Après une nouvelle journée d’action des gilets jaunes, samedi dernier, le grand débat national s’ouvre ce mardi. Annoncé par Emmanuel Macron, le 10 décembre, lors de son allocution télévisée, il doit se poursuivre jusqu’au 15 mars prochain.
Pendant deux mois, les citoyens pourront exprimer leurs attentes, et une plate-forme sera dédiée à partir de la semaine prochaine sur le site granddebatnational.fr. L’objectif affiché est de taille : répondre à la grogne sociale qui secoue le pays depuis la mi-novembre et trouver – enfin – une issue à la crise.
Une organisation complexe
Si elle sera animée notamment par deux membres du gouvernement, la grande consultation se déroulera au plus près des citoyens. L’exécutif a ainsi souhaité faire des maires un rouage essentiel du débat, en leur demandant d’en faciliter le bon déroulement sur le terrain. Les communes devront par exemple mettre à disposition des locaux pour accueillir les réunions publiques. Des cahiers de doléances, mis à disposition des administrés dans les mairies depuis le mois de décembre, viendront eux aussi nourrir le débat.
Toujours dans un souci de toucher le plus grand nombre de participants, le site internet permettra aux personnes d’envoyer directement leurs revendications. Celui-ci permettra également de centraliser les dates et les lieux des rendez-vous. Politiciens, associations ou même simples citoyens pourront être à leur initiative. Les élus auront la charge de faire remonter la teneur des propos.
Macron donne les contours
Les contours de cette consultation inédite ont été définis dimanche par Emmanuel Macron.

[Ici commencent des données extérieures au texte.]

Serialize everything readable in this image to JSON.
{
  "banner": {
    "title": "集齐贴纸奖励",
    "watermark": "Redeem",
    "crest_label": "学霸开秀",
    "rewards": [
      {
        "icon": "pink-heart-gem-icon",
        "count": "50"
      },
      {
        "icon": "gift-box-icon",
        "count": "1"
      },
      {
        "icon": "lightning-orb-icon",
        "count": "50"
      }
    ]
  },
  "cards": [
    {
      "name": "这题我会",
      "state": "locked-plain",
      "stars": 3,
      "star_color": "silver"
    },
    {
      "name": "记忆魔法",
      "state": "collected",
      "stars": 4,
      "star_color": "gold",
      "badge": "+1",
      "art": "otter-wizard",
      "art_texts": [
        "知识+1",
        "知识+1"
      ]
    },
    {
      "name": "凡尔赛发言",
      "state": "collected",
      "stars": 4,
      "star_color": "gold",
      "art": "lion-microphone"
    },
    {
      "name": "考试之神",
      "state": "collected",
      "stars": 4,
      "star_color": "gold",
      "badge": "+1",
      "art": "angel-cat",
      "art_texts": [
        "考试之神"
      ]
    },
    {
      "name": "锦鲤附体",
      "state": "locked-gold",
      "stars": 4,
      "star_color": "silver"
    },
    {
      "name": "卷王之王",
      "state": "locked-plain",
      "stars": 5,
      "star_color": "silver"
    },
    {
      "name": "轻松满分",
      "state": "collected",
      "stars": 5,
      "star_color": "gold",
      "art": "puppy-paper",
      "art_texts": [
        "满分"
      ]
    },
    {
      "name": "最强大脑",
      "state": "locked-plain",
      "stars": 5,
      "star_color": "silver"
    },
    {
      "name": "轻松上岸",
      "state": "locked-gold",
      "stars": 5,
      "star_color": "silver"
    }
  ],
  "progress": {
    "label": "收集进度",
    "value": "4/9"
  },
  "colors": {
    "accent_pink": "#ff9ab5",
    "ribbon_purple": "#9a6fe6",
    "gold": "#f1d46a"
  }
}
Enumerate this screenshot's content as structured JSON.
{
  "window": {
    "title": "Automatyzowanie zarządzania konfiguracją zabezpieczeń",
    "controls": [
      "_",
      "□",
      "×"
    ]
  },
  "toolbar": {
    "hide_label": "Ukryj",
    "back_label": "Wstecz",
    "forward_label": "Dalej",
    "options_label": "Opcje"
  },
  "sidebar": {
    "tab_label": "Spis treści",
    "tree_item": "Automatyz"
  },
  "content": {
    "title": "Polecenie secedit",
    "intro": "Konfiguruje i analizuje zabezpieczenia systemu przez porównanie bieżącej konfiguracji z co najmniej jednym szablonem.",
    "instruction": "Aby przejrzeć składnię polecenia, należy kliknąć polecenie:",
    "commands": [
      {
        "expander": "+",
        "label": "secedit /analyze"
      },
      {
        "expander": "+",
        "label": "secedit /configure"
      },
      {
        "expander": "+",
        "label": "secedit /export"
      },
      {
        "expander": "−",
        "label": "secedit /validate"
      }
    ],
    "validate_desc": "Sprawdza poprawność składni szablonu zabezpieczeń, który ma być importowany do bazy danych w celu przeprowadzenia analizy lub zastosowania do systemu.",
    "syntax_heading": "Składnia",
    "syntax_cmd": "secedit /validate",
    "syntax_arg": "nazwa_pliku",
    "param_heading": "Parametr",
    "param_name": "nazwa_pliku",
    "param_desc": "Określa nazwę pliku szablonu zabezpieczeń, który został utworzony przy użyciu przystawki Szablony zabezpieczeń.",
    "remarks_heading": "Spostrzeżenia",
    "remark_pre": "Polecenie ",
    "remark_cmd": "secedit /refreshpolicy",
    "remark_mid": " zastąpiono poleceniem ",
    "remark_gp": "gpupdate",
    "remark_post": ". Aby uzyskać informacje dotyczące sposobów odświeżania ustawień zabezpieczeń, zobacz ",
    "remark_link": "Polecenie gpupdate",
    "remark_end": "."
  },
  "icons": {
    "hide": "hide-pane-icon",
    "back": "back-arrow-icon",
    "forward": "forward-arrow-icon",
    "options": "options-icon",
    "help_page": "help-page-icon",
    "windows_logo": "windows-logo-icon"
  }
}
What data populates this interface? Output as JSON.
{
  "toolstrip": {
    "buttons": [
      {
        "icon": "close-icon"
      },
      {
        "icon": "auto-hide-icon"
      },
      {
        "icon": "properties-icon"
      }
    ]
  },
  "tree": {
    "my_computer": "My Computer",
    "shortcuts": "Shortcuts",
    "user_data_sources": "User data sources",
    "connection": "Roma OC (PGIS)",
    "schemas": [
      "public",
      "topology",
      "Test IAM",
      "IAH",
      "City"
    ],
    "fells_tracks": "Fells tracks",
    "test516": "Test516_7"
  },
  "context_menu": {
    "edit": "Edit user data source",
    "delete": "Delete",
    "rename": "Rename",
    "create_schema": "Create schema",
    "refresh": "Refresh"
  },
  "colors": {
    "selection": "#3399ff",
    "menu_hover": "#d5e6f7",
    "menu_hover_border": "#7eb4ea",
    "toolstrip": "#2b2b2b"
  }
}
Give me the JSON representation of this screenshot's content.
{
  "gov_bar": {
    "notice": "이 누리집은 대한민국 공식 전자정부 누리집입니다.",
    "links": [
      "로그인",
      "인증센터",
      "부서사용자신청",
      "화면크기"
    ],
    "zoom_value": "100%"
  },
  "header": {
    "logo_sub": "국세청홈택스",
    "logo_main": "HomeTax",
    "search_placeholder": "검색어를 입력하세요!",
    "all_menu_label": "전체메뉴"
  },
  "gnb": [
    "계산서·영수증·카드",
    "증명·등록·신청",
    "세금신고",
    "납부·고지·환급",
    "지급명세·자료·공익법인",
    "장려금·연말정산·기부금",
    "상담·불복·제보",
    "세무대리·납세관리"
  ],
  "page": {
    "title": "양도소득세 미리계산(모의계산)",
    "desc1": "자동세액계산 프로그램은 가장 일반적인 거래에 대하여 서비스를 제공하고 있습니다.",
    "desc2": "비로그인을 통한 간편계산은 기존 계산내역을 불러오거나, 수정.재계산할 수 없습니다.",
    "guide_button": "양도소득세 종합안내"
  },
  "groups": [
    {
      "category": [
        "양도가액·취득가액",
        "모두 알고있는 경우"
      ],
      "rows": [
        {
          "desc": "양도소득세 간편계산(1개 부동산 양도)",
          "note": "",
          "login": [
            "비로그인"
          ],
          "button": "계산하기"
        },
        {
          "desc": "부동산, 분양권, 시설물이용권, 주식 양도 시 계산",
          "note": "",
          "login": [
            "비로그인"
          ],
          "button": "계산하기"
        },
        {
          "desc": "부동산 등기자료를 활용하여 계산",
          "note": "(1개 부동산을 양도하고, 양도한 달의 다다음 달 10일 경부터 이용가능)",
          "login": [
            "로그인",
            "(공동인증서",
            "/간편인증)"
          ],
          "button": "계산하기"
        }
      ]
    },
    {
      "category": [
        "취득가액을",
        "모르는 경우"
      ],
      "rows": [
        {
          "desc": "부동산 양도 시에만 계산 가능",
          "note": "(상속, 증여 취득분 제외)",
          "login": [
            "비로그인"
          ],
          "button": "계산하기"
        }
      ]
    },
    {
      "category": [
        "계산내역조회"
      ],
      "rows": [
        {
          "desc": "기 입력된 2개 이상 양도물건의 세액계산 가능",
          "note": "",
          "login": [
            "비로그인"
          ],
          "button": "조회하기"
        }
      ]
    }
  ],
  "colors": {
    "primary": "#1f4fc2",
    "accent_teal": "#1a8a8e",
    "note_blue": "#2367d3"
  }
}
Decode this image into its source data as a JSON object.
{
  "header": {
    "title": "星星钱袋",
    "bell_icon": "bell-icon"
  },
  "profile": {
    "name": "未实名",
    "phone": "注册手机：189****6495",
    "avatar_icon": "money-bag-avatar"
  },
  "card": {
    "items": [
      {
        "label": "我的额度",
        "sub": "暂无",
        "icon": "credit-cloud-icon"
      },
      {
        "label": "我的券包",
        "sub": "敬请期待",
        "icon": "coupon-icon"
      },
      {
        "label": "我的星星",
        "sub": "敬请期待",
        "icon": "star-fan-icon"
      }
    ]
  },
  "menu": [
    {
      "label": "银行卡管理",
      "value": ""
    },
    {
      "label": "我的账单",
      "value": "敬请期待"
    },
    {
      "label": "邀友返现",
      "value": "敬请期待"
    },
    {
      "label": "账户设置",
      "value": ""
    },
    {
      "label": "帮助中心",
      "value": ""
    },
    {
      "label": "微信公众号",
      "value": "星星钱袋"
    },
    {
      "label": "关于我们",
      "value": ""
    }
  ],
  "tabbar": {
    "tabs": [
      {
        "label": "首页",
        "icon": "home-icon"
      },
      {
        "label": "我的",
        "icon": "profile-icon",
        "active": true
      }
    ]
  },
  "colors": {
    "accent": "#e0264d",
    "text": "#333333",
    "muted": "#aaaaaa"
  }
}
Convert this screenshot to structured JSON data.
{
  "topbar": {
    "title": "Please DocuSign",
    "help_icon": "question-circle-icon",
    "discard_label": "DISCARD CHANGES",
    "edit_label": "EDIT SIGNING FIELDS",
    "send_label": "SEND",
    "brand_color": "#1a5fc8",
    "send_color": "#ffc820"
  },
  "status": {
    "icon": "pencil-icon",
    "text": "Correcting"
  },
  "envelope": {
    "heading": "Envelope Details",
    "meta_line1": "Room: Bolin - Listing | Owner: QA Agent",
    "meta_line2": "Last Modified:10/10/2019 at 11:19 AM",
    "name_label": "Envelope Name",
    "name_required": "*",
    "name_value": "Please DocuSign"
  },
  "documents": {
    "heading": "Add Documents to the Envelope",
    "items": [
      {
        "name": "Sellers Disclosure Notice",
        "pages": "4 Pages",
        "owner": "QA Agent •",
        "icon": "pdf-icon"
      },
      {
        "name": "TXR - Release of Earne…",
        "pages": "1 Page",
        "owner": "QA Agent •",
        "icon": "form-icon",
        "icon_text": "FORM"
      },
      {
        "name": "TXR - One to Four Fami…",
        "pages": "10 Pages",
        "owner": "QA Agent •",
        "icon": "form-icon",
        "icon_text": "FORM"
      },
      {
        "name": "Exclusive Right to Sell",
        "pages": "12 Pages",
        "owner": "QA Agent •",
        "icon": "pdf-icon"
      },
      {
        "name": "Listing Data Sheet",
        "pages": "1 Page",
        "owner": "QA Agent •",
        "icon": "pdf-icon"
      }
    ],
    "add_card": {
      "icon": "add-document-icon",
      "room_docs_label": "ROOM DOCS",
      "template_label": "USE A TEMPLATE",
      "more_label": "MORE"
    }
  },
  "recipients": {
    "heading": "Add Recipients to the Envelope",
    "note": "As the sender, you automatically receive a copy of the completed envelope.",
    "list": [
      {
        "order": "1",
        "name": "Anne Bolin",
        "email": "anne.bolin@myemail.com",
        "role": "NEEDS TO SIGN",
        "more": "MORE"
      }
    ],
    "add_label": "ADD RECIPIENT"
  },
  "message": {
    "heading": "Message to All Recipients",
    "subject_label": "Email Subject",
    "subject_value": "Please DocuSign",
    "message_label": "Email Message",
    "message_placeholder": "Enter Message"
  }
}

Dans sa lettre aux Français, il a listé plus de trente questions, sur quatre grands thèmes : démocratie, fiscalité, pouvoir d’achat et transition écologique. Mais s’il a tenu à insister sur le fait qu’aucun sujet ne sera tabou, le chef de l’Etat a néanmoins déjà placé des barrières qu’il ne faudra pas franchir. Ainsi, il ne reviendra pas sur la suppression de l’ISF, pourtant largement contestée par les gilets jaunes. Même chose concernant la remise en cause du droit d’asile, bien qu’une ouverture ait été laissée concernant des quotas annuels d’immigration. La peine de mort, l’IVG et le mariage pour tous ne seront pas non plus au programme. Après le 15 mars, l’exécutif a indiqué qu’il se donnerait un mois pour faire des propositions.
Un enjeu primordial
Emmanuel Macron a également pris soin d’affirmer dans sa lettre que le débat ne serait «ni une élection, ni un référendum». Une précaution utile, car il fait face à une opposition vindicative. Chez les gilets jaunes, la défiance ne faiblit pas, et beaucoup d’entre eux parlaient même d’«enfumage» sur les réseaux sociaux, à propos de sa lettre.
«Si le grand débat ne fonctionne pas, il y aura une sanction immédiate dans les urnes lors des européennes (en mai)», estime le politologue Philippe Moreau-Chevrolet. «Cela marquerait alors un coup d’arrêt pour sa politique et pourrait provoquer une crise extrême pour son parti». Et l’initiative s’annonce d’autant plus risquée que, selon de récents sondages, seulement 29 % des Français pensent que le grand débat aboutira à des mesures utiles.